Three months ago, we said goodbye to the Broken Angel House, a massive installation/eyesore built atop a home in Clinton Hill by artist and self-taught architect Arthur Wood. It a bittersweet farewell, but it seems that something equally significant has gone up in its place.
To assuage those who are chalking the destruction of the Broken Angel house up as a total loss, developers Barrett Design and Development recruited Pratt graduate Misha Tyutyunik and a group of local 6th and 7th graders to paint a mural tracing the history of 4 Downing Street (the house’s address).

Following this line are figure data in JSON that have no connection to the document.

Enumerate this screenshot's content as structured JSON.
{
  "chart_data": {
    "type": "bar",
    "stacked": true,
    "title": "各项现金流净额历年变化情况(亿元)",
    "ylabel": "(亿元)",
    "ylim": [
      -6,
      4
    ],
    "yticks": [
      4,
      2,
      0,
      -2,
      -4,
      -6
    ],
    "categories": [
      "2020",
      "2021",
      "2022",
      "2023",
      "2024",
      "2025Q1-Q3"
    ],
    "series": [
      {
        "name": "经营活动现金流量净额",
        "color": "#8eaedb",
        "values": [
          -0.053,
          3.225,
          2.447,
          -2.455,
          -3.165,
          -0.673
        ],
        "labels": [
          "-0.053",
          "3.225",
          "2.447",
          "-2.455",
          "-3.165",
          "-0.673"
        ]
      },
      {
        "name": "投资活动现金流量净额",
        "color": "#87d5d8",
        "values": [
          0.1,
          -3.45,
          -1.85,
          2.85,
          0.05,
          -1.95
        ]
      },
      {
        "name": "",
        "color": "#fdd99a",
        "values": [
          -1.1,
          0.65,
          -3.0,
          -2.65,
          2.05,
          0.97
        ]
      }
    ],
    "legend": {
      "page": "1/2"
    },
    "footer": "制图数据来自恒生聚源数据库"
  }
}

As it turns out, the site of the Broken Angel has a very interesting history. In the 19th century, it was a farm before becoming a tenement house and trolley car office in the ensuing years. Next, the building became residential and fell into disrepair until Arthur Wood purchased it in 1979 for $2,000. And many of us know what happened after that: Wood began constructing a massive glass and reclaimed wood structure atop the house much to the chagrin of his neighbors. That stood until 2006 when a fire broke out and the Department of Buildings condemned the building. The property was sold to the aforementioned Barrett Design and Development in 2012 for $4.1 million.
Eight condos will go up on the site by 2015, but on the other side of construction wall, there’s now a 32-foot-long mural depicting the site’s storied history—including an image of a large blue angel statue. The work is called “The Seasons of 4 Downing.”
To check out more images of the mural, head to DNAinfo, or just, you know, drop by. We’re sure the trip will be worth it.